Clinical Development System
The clinical development strategies and practices for innovative drugs with novel mechanisms are significantly different from “fast-follow” or generic drugs. In the past decades, Chipscreen has explored and put into practice strategies and models that work for innovative drug development. Our success stories cover the full gamut from early phase clinical trials to registered clinical trials, from new drug approval to post-marketing real-world observations, and from clinical research in China to global clinical development. Our strength in every aspect of clinical drug development is guaranteed by a fully equipped development team across the country, specializing in clinical trial management, medicine, registration, operations, data management, statistics, pharmacokinetics, and drug safety.
Chemistry, Manufacturing and Control (CMC)

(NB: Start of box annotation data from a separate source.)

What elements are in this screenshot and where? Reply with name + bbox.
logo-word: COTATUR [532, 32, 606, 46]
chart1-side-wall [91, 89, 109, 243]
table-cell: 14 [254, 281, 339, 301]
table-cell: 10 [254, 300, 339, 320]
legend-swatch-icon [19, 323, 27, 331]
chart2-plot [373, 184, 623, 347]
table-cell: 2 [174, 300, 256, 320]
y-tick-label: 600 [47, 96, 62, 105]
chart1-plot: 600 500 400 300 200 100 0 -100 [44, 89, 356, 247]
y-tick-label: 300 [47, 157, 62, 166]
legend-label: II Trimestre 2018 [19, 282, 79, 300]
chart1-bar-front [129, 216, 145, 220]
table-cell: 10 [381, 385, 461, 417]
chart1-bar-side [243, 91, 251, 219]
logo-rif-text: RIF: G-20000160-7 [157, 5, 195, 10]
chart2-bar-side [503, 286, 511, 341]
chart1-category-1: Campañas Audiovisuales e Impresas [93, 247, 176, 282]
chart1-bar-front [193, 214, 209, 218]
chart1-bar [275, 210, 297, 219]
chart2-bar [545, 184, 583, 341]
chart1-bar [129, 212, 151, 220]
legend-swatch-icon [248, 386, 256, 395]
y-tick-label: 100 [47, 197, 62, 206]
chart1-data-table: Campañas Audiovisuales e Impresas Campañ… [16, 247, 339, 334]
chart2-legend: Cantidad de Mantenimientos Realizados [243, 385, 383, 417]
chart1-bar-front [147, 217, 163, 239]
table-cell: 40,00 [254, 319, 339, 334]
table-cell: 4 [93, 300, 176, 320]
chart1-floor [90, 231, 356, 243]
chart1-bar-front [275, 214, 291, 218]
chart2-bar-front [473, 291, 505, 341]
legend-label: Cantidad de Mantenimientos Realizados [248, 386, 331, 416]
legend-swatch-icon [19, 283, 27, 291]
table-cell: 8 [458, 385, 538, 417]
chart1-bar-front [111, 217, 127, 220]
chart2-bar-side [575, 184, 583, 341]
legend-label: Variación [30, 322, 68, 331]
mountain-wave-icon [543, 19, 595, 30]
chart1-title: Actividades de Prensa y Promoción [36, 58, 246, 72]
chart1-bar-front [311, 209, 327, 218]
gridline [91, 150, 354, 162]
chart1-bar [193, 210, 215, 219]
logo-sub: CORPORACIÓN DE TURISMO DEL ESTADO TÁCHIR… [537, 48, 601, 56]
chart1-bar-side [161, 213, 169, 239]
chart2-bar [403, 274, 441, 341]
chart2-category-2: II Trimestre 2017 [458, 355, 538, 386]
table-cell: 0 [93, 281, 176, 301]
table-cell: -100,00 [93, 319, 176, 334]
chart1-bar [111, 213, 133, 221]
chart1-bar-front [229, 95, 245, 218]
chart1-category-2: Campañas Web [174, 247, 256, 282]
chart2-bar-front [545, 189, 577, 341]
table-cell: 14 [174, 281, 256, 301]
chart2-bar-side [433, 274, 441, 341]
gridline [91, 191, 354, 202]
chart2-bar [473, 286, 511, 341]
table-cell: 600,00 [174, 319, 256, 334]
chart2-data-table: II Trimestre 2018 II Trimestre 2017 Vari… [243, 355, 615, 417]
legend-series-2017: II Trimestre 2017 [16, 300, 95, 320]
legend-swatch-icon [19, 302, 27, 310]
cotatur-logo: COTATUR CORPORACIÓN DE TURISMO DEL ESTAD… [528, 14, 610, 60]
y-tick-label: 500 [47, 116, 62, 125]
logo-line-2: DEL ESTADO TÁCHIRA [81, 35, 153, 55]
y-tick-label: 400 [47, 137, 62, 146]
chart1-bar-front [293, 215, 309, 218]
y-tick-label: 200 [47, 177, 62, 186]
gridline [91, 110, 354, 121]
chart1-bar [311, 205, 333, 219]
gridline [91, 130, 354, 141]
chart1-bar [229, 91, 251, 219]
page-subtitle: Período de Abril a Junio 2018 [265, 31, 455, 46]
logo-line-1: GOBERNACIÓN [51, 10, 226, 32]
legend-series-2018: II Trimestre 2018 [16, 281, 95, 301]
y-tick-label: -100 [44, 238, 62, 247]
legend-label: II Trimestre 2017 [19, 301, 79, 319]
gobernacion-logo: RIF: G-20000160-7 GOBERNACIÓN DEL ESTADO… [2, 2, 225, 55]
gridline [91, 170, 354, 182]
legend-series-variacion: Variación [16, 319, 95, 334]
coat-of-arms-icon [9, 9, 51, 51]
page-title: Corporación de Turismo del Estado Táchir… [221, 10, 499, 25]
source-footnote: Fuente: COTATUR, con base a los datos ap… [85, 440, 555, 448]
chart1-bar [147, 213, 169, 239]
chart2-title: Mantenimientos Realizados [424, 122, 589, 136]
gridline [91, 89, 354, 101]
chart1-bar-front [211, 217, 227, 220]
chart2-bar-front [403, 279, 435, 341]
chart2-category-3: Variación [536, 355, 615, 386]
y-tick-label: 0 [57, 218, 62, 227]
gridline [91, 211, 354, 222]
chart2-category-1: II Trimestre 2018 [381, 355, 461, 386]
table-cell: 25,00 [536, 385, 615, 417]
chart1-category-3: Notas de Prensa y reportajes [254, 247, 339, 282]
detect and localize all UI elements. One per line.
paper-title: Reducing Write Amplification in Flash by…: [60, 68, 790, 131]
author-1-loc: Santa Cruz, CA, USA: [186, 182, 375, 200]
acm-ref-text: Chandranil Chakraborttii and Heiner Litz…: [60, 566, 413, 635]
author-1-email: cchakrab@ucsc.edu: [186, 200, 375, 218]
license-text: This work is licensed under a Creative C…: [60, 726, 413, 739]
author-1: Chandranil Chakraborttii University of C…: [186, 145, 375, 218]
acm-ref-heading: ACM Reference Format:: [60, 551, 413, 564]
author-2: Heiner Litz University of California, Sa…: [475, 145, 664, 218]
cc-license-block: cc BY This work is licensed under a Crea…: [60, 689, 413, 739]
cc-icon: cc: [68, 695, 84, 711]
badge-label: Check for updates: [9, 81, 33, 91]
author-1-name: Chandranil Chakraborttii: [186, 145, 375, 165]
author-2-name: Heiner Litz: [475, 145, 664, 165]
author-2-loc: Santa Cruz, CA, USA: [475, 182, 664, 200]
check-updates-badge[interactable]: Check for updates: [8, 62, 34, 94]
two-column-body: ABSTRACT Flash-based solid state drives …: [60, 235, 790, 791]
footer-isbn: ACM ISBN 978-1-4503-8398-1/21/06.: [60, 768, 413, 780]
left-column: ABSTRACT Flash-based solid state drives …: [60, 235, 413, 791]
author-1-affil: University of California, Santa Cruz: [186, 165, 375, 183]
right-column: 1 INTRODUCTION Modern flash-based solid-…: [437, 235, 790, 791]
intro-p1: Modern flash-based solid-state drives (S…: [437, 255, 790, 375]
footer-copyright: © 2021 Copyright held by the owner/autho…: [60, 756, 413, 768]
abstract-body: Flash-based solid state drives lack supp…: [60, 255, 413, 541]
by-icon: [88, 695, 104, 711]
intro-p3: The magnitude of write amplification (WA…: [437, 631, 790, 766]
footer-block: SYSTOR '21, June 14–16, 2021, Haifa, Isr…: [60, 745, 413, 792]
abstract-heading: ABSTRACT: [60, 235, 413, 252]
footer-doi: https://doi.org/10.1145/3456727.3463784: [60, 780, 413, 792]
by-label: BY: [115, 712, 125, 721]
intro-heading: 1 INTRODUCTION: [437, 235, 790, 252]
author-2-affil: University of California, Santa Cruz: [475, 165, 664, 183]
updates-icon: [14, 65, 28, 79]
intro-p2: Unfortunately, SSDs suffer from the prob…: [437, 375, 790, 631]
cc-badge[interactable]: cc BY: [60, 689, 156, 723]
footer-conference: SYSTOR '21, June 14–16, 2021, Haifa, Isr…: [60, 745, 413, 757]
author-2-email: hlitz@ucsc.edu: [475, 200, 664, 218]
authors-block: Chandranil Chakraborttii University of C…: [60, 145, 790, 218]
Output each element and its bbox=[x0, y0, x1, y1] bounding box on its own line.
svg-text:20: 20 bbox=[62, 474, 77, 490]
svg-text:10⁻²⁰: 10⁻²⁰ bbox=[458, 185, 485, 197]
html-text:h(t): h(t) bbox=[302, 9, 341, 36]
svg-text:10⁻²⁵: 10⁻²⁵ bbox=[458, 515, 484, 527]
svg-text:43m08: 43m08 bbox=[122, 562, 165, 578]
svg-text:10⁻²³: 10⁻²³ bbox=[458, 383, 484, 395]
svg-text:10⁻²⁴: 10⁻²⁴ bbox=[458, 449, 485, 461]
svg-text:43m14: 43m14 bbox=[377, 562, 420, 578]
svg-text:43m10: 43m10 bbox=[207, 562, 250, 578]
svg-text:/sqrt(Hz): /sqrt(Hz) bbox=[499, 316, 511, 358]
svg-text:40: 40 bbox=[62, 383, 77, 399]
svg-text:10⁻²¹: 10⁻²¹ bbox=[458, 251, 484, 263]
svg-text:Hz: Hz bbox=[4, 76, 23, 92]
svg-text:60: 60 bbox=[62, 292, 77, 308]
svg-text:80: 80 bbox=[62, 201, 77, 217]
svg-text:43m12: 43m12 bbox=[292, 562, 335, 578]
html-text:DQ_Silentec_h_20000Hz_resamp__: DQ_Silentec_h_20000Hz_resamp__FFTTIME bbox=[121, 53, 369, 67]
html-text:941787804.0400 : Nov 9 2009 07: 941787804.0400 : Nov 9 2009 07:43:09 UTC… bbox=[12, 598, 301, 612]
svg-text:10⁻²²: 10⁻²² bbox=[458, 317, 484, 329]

CMC serves as an important safeguard for clinical research, ensuring both drug quality and drug safety.
During the process of innovative drug development, as we learn more about a new drug, our R&D team are constantly optimizing their pharmaceutical research work based on the requirements for clinical studies and scale-up production. This includes the manufacturing process and control for innovative drugs (selection of synthesis routes, formulation development, control of critical steps and intermediates, etc.), impurity profiling (organic impurities, process impurities, and genotoxic impurities, etc.), and quality control (determination of inspection items, evaluation of critical quality attributes (CQA), formulation of quality standards, establishment of analytical methods, methodological validation, and stability research, etc.). All this ensures that the drug is safe and effective with controllable quality, further guaranteeing development success. Today, our product development system has benefited from experience accumulated during the development of Chidamide, Chiglitazar and Chiauranib, and is well placed to handle the challenges of developing safe and effective drugs.